I wish I could take the time to address all of your questions but 1. I am building a community commercial kitchen and community space on our farm here in Minnesota and we plan to shelter in it for the cold winter coming soon and I am not done. 2. I do not have all of the answers you seek.

I do however have a question for you. Are you sure about some of the assumptions you make in the forming of your questions? You are looking for THE answer to what is the most sustainable diet for people. As in most things permaculture, the answer is...it depends upon bioregions, climate, culture, etc. Nobody asked these food questions before there were 8 billion of us mostly living in cities, people just ate what was appropriate to them.

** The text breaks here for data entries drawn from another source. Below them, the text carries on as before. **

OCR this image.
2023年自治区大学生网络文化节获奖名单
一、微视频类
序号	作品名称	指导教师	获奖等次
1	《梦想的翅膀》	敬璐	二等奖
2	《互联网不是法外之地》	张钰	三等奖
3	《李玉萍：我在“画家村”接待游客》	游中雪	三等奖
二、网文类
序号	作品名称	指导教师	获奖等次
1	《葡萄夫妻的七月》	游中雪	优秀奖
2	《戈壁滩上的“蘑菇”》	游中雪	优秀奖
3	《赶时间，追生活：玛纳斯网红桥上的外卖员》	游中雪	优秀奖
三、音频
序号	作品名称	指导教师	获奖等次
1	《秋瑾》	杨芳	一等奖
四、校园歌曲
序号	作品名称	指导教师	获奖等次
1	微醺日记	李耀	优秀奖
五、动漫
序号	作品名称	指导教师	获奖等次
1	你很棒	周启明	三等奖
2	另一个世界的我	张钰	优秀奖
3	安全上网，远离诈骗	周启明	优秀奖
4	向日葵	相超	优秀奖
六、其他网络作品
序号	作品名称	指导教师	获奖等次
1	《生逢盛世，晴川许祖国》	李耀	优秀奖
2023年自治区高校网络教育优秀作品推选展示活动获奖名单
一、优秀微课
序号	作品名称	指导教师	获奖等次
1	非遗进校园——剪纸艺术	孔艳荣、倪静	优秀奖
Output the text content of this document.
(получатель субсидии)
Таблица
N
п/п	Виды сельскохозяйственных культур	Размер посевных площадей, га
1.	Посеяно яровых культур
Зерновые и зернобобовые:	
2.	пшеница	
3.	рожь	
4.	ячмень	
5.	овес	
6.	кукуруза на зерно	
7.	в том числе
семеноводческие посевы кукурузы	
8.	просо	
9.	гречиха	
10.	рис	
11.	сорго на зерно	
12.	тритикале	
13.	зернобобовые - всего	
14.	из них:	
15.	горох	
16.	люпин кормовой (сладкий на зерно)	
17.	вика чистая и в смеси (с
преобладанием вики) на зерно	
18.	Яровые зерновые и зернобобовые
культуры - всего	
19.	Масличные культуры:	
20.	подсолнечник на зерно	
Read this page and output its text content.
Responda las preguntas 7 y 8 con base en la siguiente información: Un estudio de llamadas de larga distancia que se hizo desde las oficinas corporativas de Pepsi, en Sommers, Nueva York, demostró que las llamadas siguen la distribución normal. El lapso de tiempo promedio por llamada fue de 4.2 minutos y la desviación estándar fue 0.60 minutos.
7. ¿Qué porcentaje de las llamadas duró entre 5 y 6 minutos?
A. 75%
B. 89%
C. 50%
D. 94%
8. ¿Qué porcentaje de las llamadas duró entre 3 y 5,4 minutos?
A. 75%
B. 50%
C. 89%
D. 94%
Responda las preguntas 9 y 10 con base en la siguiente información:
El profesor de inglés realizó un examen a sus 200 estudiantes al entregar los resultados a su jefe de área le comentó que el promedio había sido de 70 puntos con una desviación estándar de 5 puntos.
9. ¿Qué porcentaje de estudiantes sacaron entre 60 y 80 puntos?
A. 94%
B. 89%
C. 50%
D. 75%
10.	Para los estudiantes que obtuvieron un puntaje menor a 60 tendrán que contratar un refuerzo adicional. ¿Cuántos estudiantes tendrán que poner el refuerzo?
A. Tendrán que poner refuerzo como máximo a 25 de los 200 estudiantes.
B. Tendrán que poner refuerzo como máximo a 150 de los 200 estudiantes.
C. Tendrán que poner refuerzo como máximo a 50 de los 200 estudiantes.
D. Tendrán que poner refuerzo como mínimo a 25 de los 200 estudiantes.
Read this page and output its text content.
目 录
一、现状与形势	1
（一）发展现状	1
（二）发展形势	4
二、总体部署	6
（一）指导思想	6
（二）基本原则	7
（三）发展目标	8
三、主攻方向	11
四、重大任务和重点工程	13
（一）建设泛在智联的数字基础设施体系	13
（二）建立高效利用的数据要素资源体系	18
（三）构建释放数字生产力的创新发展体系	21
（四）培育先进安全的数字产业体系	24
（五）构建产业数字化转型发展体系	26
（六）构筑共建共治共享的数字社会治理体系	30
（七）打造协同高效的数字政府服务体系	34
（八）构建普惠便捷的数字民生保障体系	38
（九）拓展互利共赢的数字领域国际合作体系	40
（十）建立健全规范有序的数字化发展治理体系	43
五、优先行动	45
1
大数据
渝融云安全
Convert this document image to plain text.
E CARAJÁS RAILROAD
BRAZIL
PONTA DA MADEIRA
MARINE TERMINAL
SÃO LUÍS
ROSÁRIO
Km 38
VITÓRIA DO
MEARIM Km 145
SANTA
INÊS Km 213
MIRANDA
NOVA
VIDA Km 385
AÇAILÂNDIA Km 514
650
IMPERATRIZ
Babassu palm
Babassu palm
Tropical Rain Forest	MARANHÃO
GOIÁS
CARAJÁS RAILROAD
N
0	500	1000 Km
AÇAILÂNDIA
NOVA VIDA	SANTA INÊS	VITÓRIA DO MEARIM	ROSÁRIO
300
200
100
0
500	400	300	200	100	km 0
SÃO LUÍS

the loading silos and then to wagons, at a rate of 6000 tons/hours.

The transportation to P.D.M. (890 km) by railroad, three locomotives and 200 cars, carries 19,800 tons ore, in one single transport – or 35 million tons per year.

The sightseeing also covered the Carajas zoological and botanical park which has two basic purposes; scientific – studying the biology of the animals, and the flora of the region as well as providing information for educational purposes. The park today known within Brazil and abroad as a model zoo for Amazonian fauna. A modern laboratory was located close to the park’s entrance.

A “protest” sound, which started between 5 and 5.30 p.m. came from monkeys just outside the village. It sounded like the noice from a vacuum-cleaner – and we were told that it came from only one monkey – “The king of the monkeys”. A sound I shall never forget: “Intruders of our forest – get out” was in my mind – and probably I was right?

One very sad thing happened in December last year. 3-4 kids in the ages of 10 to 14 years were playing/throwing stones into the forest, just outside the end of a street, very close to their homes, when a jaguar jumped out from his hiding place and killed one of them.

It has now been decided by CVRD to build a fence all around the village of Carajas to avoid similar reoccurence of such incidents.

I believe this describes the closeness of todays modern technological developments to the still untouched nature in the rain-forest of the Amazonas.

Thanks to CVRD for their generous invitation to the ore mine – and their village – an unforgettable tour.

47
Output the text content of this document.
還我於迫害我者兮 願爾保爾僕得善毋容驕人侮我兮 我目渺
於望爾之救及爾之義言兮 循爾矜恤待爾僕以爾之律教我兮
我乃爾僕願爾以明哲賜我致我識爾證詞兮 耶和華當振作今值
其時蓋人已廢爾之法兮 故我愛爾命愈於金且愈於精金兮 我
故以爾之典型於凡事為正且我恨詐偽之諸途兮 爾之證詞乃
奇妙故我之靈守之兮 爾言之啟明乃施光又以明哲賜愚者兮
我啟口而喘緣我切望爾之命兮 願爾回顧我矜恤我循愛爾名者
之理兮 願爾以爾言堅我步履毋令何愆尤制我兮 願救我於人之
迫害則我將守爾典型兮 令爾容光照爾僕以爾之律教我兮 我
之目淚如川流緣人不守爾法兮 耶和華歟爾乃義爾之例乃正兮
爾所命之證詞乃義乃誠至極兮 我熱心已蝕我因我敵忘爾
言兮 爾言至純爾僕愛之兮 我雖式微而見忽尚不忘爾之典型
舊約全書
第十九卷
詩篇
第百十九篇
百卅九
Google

Another is, are you sure there IS a diet that could be sustainable for 8 billion humans to be eating. If there were, would it be a good idea in the long run to feed all those humans? You know what happens when humans, like any other animal, has lots of food? They breed. I also noticed you focused on death when posing these questions on meat consumption. I focus on overall cumulative suffering. I can and do shoot cows in the head and eat them. I love cows, grew up with them and some I get very fond of. They can digest cellulose/grass, I cannot. Grass is what wants to grow where I live and many other places in the world. It is a perennial, requires no fertilizer or pesticides, stops erosion, builds topsoil and sequesters carbon and every native species in my ecosystem evolved to be in and around it. No annual plant I could grow can come close to that many benefits and most of the annuals have unintended consequences, causing primary suffering of habitat loss, but also erosion, carbon oxidation, etc.

I'd invite you to step back another step and re-frame your questions with a wider view. No biological being can live on this earth without actively or passively killing another being. If your desire is to sustain YOUR life with as little cumulative suffering as possible in the world, your strategies will be specific to your circumstances, environment and ecology.

I wish you luck in your search for your truth."